Command line utility¶
Here is the help text for the command line utility (obtainable by running
mule-cumf --help):
===========================================================================
* CUMF-II - Comparison tool for UM Files, version II (using the Mule API) *
===========================================================================
usage:
mule-cumf [-h] [options] file_1 file_2
This script will compare all headers and data from two UM files,
and write a report describing any differences to stdout. The
assumptions made by the comparison may be customised with a
variety of options (see below).
optional arguments:
-h, --help show this help message and exit
--ignore component_name=index1[,index2][...]
ignore specific indices of a component; provide the name of
the component and a comma separated list of indices or ranges
(i.e. M:N) to ignore. This may be specified multiple times to
ignore indices from more than one component
--ignore-missing if present, positional headers will be ignored (required if
missing fields from either file should not be considered a failure
to compare)
--diff-file filename a filename to write a new UM file to which contains the
absolute differences for any fields that differ
--full if not using summary output, will increase the verbosity by
reporting on all comparisons (default behaviour is to only report
on failures)
--summary print a much shorter report which summarises the differences
between the files without going into much detail
--stashmaster STASHMASTER
either the full path to a valid stashmaster file, or a UM
version number e.g. '10.2'; if given a number cumf will look in
the path defined by:
mule.stashmaster.STASHMASTER_PATH_PATTERN
which by default is :
$UMDIR/vnX.X/ctldata/STASHmaster/STASHmaster_A
--show-missing [=N] display missing fields from either file. If given, N is the
maximum number of fields to display.
possible component names for the ignore option:
fixed_length_header, integer_constants, real_constants,
level_dependent_constants, row_dependent_constants,
column_dependent_constants, additional_parameters, extra_constants,
temp_historyfile, compressed_field_index1, compressed_field_index2,
compressed_field_index3, lookup
for details of the indices see UMDP F03:
https://code.metoffice.gov.uk/doc/um/latest/papers/umdp_F03.pdf
um_utils.cumf API¶
Here is the API documentation (auto-generated):
CUMF (Compare UM FieldsFiles) is a utility to assist in examining UM files.
Usage:
Compare
mule.UMFileobjects with theUMFileComparisonclass:>>> comp = UMFileComparison(umfile_object1, umfile_object2)This object can be manually examined for details, or you can print either a short summary or a full report (note a full report is a super-set of a summary report):
>>> summary_report(comp) >>> full_report(comp)Note
The field difference objects behave like the original fields, but their data stores the absolute differences. You could retrieve the data using “get_data” to examine it, or write it out to a file.

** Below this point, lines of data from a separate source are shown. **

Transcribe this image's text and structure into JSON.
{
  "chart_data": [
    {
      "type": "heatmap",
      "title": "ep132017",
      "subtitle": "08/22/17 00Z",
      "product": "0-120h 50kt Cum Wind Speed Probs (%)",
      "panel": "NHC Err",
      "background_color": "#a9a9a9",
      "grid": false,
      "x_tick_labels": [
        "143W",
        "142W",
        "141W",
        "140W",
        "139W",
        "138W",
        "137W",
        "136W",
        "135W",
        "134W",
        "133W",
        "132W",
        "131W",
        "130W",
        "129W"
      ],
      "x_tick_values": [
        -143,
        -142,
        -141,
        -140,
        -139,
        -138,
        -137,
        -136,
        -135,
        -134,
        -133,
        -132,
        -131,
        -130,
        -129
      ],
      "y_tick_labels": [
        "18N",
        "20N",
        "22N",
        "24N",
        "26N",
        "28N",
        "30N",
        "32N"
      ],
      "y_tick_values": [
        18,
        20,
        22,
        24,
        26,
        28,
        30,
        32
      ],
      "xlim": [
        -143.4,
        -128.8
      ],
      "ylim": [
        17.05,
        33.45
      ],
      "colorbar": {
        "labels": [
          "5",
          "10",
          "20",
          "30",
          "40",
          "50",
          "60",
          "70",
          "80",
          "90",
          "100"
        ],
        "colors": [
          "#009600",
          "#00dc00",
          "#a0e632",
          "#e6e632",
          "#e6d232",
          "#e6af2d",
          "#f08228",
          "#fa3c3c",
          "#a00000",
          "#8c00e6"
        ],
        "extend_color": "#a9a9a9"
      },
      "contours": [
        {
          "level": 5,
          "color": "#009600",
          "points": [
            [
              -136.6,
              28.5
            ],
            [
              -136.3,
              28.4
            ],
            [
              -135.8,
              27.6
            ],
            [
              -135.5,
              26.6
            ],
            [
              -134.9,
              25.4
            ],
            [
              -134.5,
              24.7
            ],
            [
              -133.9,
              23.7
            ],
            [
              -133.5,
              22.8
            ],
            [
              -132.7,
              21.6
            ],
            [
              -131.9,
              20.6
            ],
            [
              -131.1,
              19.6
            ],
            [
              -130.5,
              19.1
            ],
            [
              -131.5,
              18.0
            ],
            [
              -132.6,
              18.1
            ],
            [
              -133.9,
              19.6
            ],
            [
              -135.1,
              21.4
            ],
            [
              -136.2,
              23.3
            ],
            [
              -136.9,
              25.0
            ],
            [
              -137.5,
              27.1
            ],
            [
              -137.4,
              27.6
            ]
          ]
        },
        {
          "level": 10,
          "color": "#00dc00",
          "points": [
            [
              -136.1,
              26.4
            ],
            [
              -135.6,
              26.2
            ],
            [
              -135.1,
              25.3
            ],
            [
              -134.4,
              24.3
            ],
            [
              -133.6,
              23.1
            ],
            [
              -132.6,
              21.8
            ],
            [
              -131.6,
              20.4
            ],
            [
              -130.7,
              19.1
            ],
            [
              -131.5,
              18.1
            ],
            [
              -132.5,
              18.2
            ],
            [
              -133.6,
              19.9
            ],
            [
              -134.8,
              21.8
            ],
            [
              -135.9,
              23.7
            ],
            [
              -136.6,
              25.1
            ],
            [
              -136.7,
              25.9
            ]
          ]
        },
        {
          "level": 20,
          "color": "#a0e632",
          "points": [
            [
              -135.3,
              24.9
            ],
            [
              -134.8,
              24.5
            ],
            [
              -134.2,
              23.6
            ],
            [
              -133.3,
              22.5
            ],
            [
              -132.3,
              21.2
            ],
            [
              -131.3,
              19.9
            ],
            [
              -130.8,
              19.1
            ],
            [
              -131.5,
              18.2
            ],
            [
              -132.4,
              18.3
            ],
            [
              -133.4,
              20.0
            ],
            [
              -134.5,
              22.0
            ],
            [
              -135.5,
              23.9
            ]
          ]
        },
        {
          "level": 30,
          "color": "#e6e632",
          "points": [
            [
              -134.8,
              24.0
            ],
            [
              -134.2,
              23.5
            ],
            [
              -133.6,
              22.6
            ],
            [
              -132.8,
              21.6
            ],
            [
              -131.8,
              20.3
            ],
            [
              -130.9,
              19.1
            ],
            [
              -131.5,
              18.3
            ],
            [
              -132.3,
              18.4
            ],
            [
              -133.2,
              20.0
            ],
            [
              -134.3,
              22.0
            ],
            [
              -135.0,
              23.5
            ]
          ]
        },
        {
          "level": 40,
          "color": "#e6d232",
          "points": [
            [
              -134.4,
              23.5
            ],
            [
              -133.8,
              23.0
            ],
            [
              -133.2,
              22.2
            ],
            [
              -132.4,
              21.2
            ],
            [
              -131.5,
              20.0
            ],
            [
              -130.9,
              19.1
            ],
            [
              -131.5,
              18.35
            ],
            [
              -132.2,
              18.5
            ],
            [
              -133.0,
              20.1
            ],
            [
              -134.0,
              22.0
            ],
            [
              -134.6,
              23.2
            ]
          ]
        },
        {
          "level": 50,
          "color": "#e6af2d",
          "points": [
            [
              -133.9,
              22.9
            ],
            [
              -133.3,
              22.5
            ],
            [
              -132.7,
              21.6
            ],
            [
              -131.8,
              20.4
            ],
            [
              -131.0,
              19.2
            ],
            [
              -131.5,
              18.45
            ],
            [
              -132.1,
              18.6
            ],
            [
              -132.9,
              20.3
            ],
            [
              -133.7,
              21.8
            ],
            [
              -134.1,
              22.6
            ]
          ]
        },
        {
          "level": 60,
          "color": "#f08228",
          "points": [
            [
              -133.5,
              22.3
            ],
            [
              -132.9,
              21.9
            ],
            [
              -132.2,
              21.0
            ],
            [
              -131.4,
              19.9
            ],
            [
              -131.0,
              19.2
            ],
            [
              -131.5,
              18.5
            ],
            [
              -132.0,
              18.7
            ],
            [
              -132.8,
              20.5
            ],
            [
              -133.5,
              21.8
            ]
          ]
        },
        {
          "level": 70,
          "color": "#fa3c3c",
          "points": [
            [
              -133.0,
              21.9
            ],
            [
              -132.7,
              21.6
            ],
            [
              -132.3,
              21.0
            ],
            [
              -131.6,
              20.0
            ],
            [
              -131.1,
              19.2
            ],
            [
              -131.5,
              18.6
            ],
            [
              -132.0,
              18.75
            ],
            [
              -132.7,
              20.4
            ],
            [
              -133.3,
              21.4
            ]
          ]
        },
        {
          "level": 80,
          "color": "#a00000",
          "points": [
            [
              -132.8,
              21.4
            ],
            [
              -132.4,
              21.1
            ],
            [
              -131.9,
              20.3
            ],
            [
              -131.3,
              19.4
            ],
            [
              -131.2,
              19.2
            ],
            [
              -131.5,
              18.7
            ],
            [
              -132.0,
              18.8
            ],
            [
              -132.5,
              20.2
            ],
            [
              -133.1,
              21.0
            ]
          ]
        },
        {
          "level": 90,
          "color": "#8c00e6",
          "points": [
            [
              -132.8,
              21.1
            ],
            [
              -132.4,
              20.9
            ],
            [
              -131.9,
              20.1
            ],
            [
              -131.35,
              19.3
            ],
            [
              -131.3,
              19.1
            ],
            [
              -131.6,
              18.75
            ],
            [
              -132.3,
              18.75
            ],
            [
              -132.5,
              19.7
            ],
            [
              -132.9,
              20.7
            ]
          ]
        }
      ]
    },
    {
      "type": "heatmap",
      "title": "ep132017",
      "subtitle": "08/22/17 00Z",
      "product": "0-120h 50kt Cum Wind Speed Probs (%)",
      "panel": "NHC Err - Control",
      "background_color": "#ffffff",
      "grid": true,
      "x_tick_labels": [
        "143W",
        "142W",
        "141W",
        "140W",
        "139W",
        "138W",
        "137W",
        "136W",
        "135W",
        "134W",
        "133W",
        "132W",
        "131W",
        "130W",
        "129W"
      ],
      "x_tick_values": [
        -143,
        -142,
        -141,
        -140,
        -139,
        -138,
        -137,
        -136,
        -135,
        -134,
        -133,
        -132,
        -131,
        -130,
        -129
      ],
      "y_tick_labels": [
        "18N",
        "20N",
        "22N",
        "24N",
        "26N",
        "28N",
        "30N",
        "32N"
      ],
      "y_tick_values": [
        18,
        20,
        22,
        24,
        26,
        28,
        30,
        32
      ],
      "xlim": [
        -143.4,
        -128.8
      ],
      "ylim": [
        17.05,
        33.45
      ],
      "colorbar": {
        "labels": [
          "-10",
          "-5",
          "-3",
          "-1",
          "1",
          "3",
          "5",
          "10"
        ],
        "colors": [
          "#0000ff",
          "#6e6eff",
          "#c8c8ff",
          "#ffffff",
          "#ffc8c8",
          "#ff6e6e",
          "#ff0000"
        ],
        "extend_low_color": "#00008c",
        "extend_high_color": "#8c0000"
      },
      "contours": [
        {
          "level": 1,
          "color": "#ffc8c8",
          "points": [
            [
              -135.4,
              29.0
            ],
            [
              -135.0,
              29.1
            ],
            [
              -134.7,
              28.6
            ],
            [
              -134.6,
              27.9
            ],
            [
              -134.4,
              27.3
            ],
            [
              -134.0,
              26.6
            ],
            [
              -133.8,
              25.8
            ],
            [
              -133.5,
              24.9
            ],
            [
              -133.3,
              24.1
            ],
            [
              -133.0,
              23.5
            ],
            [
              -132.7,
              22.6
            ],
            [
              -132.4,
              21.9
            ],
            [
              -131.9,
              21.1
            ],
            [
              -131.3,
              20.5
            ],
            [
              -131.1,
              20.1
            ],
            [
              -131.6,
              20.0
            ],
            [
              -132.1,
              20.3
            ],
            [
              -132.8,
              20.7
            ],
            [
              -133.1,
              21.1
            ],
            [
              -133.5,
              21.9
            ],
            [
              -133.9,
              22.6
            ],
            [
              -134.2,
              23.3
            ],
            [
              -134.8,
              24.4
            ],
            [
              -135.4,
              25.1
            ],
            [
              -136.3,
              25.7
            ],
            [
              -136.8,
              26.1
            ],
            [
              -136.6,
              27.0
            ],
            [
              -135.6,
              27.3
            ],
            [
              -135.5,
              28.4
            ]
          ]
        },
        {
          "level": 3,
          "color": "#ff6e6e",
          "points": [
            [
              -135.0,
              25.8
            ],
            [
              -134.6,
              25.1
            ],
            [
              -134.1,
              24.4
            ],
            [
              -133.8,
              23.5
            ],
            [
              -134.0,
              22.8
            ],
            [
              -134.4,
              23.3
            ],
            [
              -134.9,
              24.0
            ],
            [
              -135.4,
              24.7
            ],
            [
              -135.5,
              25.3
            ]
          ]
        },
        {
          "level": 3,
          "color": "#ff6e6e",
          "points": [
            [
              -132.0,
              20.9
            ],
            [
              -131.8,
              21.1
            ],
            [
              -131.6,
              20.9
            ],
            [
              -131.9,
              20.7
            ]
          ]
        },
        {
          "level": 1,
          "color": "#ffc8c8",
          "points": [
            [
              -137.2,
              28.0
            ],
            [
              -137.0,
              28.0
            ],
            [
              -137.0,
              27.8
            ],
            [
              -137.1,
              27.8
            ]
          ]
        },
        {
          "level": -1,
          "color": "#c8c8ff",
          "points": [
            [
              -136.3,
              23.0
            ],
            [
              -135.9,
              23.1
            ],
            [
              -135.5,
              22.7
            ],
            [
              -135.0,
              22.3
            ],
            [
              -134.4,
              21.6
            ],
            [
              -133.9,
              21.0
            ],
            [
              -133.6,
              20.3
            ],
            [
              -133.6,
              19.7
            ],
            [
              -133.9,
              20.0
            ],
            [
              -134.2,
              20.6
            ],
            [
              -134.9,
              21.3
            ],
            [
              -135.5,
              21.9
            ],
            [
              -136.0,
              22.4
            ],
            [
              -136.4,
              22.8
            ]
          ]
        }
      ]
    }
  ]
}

Global comparison settings:
The module contains a global “COMPARISON_SETTINGS” dictionary, which defines default values for the various options; these may be overidden for an entire script/session if desired, or in a startup file e.g.
>>> from um_utils import cumf >>> cumf.COMPARISON_SETTINGS["ignore_missing"] = TrueAlternatively each of these settings may be supplied to the main comparison class as keyword arguments. The available settings are:
- ignore_templates:
A dictionary indicating which indices should be ignored when making comparisons. The keys give the names of the components and the values are lists of the indices to ignore (e.g. {“fixed_length_header”: [1,2,3], “lookup”: [5,42]}) (default: ignore creation time in fixed length header only)
- ignore_missing:
Flag which sets all positional header indices to be ignored - this is useful if the file objects being compared have fields which are missing from either file. (default: False)
- only_report_failures:
Flag which indicates that the printed output should not contain any sections which are simply stating that they agree. (This cuts down on the amount of output for larger files). (default:True)
- lookup_print_func:
A callback function which is called for each printed field comparison to provide extra information about the fields. It will be passed 2 arguments - the comparison field and the stdout object to write to.
- show_missing:
Flag which causes a list of fields missing from each file to be generated in the report. (default: False)
- show_missing_max:
Maximum number of missing fields to display. Set to -1 to indicate no maximum. (default: -1)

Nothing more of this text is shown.